I Cral, Circoli ricreativi aziendali dei lavoratori, rappresentano un patrimonio storico da tempo in difficoltà. I vari governi che si sono succeduti dagli anni novanta in poi hanno ridotto, per il settore pubblico, i pochi finanziamenti che venivano loro concessi. E, per moltissime imprese private, i primi risparmi sono stati introdotti nell’area del welfare aziendale a vantaggio di interessi primari, quali tutela del  posto di lavoro e retribuzioni. Negli ultimi anni, alcuni grandi Cral (come quello delle Poste) sono stati chiusi; mentre le aziende spingono verso un welfare individuale.

Il tempo libero quale svago e cultura ha assunto un ruolo sempre minore e residuale, inteso  piuttosto quale liberazione del proprio tempo: di cura (anziani, figli piccoli, disabili), di lavoro (flessibilità oraria, congedi), conciliazione dei tempi di vita e di lavoro, servizi in azienda ecc.

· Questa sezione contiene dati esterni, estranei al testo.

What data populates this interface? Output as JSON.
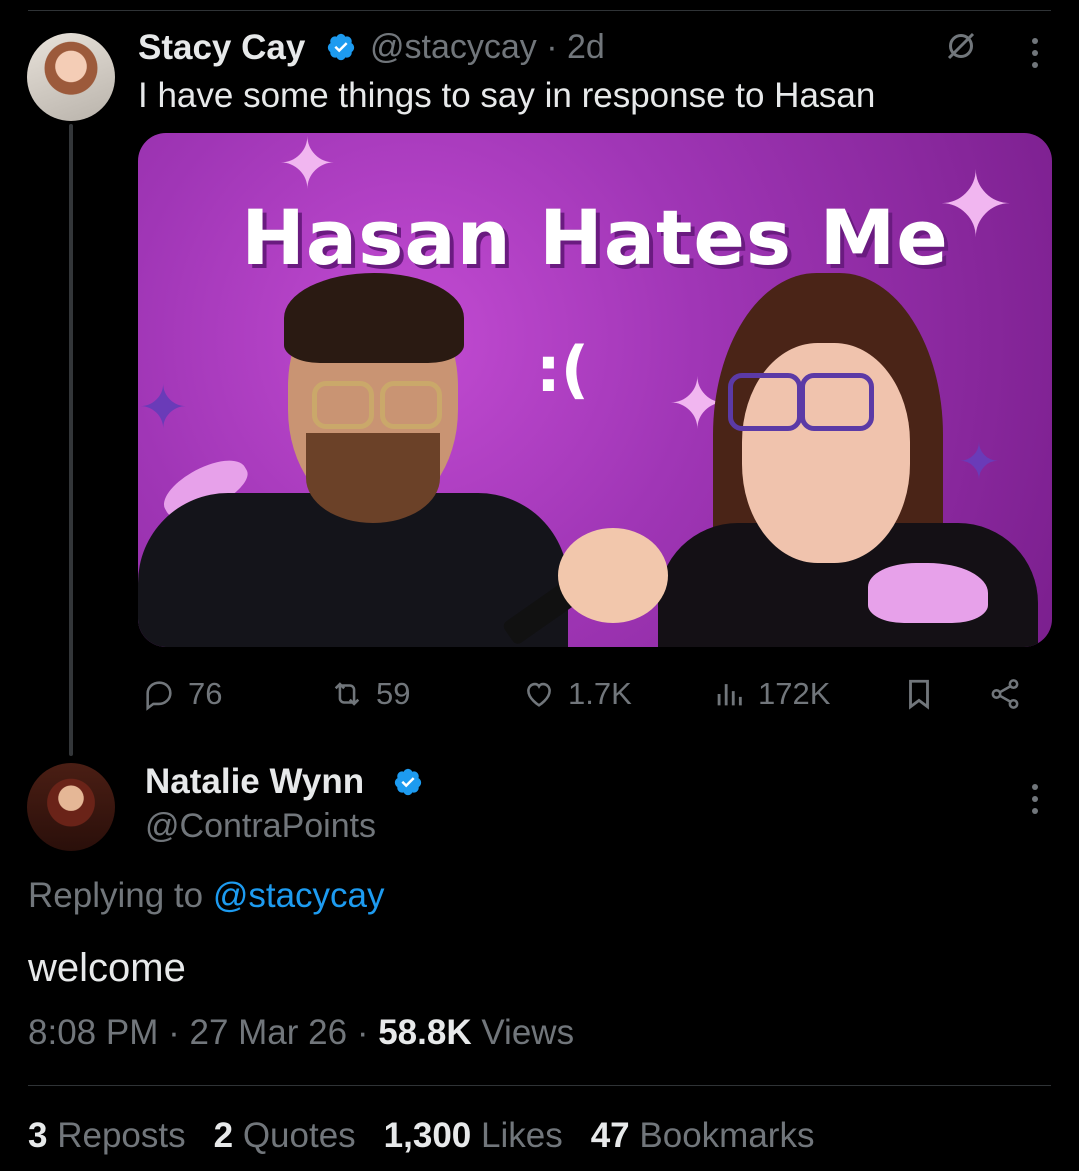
{
  "parent_tweet": {
    "author_name": "Stacy Cay",
    "handle": "@stacycay",
    "separator": "·",
    "time_ago": "2d",
    "text": "I have some things to say in response to Hasan",
    "media": {
      "title": "Hasan Hates Me",
      "subtitle": ":("
    },
    "actions": {
      "replies": "76",
      "reposts": "59",
      "likes": "1.7K",
      "views": "172K"
    }
  },
  "reply_tweet": {
    "author_name": "Natalie Wynn",
    "handle": "@ContraPoints",
    "replying_prefix": "Replying to ",
    "replying_handle": "@stacycay",
    "text": "welcome",
    "time": "8:08 PM",
    "date": "27 Mar 26",
    "views_count": "58.8K",
    "views_label": "Views",
    "stats": {
      "reposts_count": "3",
      "reposts_label": "Reposts",
      "quotes_count": "2",
      "quotes_label": "Quotes",
      "likes_count": "1,300",
      "likes_label": "Likes",
      "bookmarks_count": "47",
      "bookmarks_label": "Bookmarks"
    }
  },
  "colors": {
    "background": "#000000",
    "text_primary": "#e7e9ea",
    "text_secondary": "#71767b",
    "accent": "#1d9bf0",
    "divider": "#2f3336"
  }
}
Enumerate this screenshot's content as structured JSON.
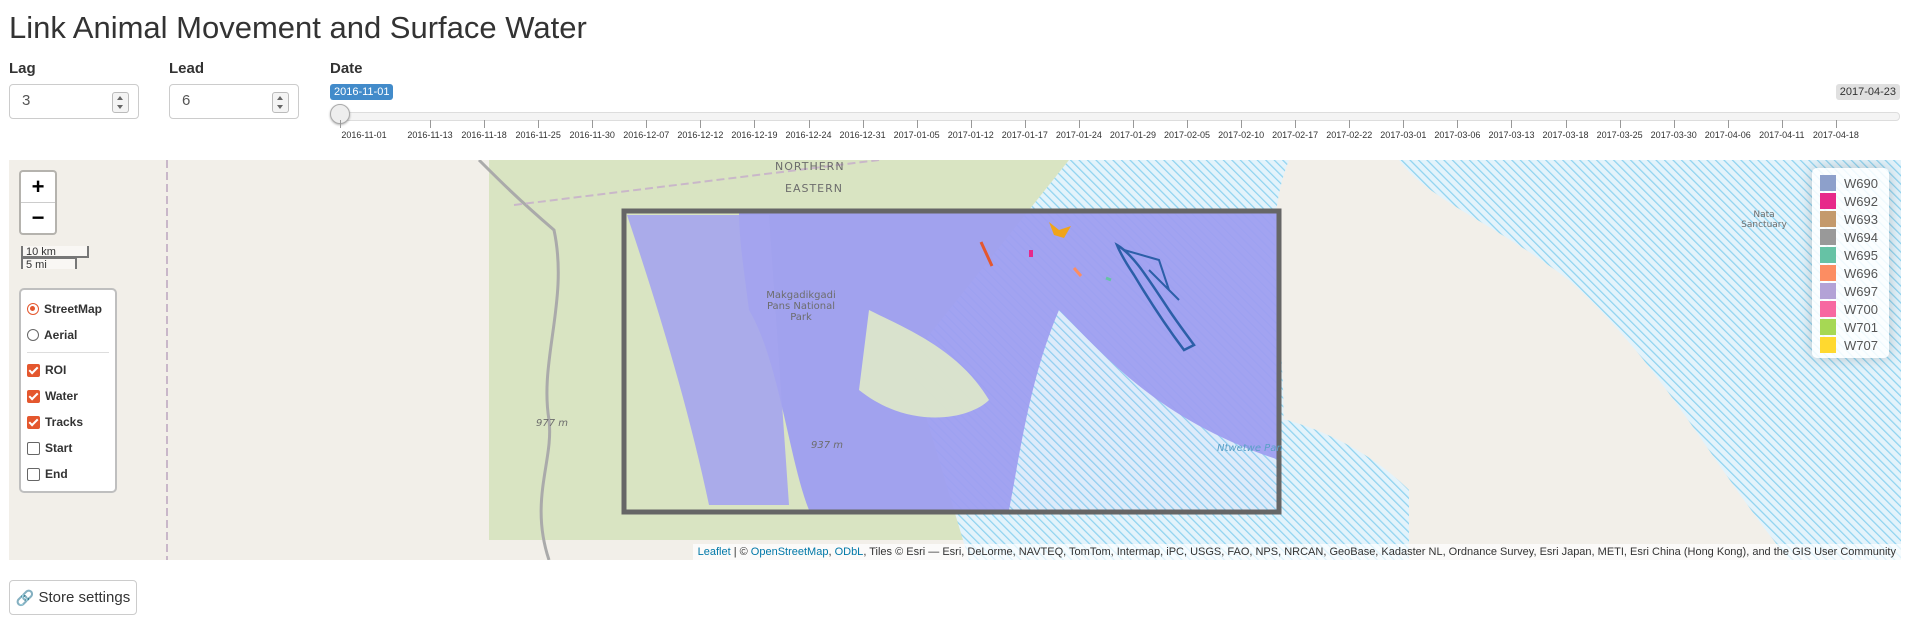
{
  "title": "Link Animal Movement and Surface Water",
  "lag": {
    "label": "Lag",
    "value": "3"
  },
  "lead": {
    "label": "Lead",
    "value": "6"
  },
  "date": {
    "label": "Date",
    "selected": "2016-11-01",
    "max": "2017-04-23",
    "ticks": [
      "2016-11-01",
      "2016-11-13",
      "2016-11-18",
      "2016-11-25",
      "2016-11-30",
      "2016-12-07",
      "2016-12-12",
      "2016-12-19",
      "2016-12-24",
      "2016-12-31",
      "2017-01-05",
      "2017-01-12",
      "2017-01-17",
      "2017-01-24",
      "2017-01-29",
      "2017-02-05",
      "2017-02-10",
      "2017-02-17",
      "2017-02-22",
      "2017-03-01",
      "2017-03-06",
      "2017-03-13",
      "2017-03-18",
      "2017-03-25",
      "2017-03-30",
      "2017-04-06",
      "2017-04-11",
      "2017-04-18"
    ]
  },
  "map": {
    "zoom_in": "+",
    "zoom_out": "−",
    "scale_km": "10 km",
    "scale_mi": "5 mi",
    "base_layers": [
      {
        "label": "StreetMap",
        "checked": true
      },
      {
        "label": "Aerial",
        "checked": false
      }
    ],
    "overlays": [
      {
        "label": "ROI",
        "checked": true
      },
      {
        "label": "Water",
        "checked": true
      },
      {
        "label": "Tracks",
        "checked": true
      },
      {
        "label": "Start",
        "checked": false
      },
      {
        "label": "End",
        "checked": false
      }
    ],
    "legend": [
      {
        "id": "W690",
        "color": "#8da0cb"
      },
      {
        "id": "W692",
        "color": "#e7298a"
      },
      {
        "id": "W693",
        "color": "#c49a6c"
      },
      {
        "id": "W694",
        "color": "#999999"
      },
      {
        "id": "W695",
        "color": "#66c2a5"
      },
      {
        "id": "W696",
        "color": "#fc8d62"
      },
      {
        "id": "W697",
        "color": "#b3a2d6"
      },
      {
        "id": "W700",
        "color": "#f768a1"
      },
      {
        "id": "W701",
        "color": "#a6d854"
      },
      {
        "id": "W707",
        "color": "#ffd92f"
      }
    ],
    "labels": {
      "northern": "NORTHERN",
      "eastern": "EASTERN",
      "park": "Makgadikgadi Pans National Park",
      "elev1": "977 m",
      "elev2": "937 m",
      "ntwetwe": "Ntwetwe Pan",
      "nata": "Nata Sanctuary"
    },
    "attribution": {
      "leaflet": "Leaflet",
      "sep1": " | © ",
      "osm": "OpenStreetMap",
      "comma": ", ",
      "odbl": "ODbL",
      "rest": ", Tiles © Esri — Esri, DeLorme, NAVTEQ, TomTom, Intermap, iPC, USGS, FAO, NPS, NRCAN, GeoBase, Kadaster NL, Ordnance Survey, Esri Japan, METI, Esri China (Hong Kong), and the GIS User Community"
    }
  },
  "store_button": "Store settings"
}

Le politiche di promozione culturale e sociale non vengono previste tra gli interventi degli enti bilaterali. Non è un a caso quindi se c’è chi si chiede se le agevolazioni fiscali riconosciute alle aziende per il welfare aziendale non debbano estendersi anche alle quote destinate al finanziamento delle attività promosse dai Cral.

Per garantirsi una possibile sopravvivenza, diversi Cral hanno preso forme giuridiche di associazionismo.  D’altra parte – come rileva la stessa Fitel, la Federazione italiana del tempo libero di Cgil, Cisl e Uil – l'iscrizione ai Cral dei soci aggregati attraverso i Crt (Centri ricreativi territoriali) ha rappresentato un fatto importante, che ha avuto un duplice beneficio: l'aumento degli iscritti e l'apertura delle attività dei Cral ai cittadini. Ciò detto, è evidente che non mancano quesiti sul tappeto. Quale rapporto con istituzioni e associazionismo? Come ridefinire i bisogni dei lavoratori? I Cral vanno ripensati, oltre che rilanciati?  Dovrebbero aprirsi di più al territorio? Fanno abbastanza rete? E ancora: andrebbe cambiata la cultura del contributo e della spesa? A queste (e altre) domande ha tentato di rispondere un seminario della Fitel che si è svolto il 16-17 settembre a Nova Siri (Matera), dal titolo “Contrattazione e qualità della vita”.

Una tematica di grande interesse, perché se è vero che la priorità resta quella salariale e della tenuta dell'occupazione, è altrettanto vero che – con l'avvento delle nuove tecnologie, industria 4.0, la robotizzazione e  l'innovazione, i cambiamenti del mondo del lavoro e dello stesso settore pubblico – le questioni del tempo libero e dei contenuti del welfare aziendale diventeranno sempre più importanti. Di qui la convinzione della Fitel, che non perde occasione per ricordare che “cultura, sport, turismo fanno parte di un modello di sviluppo cui l'Italia non può certo  rinunciare,  e che potrebbe acquisire un peso ancora maggiore nei prossimi anni, anche se scandito in modo innovativo e guidato dall'utilizzo delle reti, che sempre più oltrepassano le tradizionali funzioni associative”.

In un periodo segnato ancora da gravi difficoltà economiche e sociali, da disuguaglianze crescenti, e da uno scenario internazionale denso di preoccupazioni, è fondamentale lo sforzo che il movimento sindacale sta compiendo per rimanere un punto di riferimento forte della coesione sociale. Ma purtroppo – rileva ancora la Fitel – le politiche del tempo libero occupano uno spazio marginale nell'azione contrattuale delle confederazioni. Rientrano in poco più del 30% degli accordi e riguardano soprattutto contributi per centri di aggregazione sociale per promuovere, in particolare, turismo sociale e sport di base. Il sindacato ha delegato le politiche del tempo libero ai Cral, mentre gli enti locali utilizzano le risorse nel sociale più per misure riparative di disagio che per politiche di prevenzione e creazione di benessere.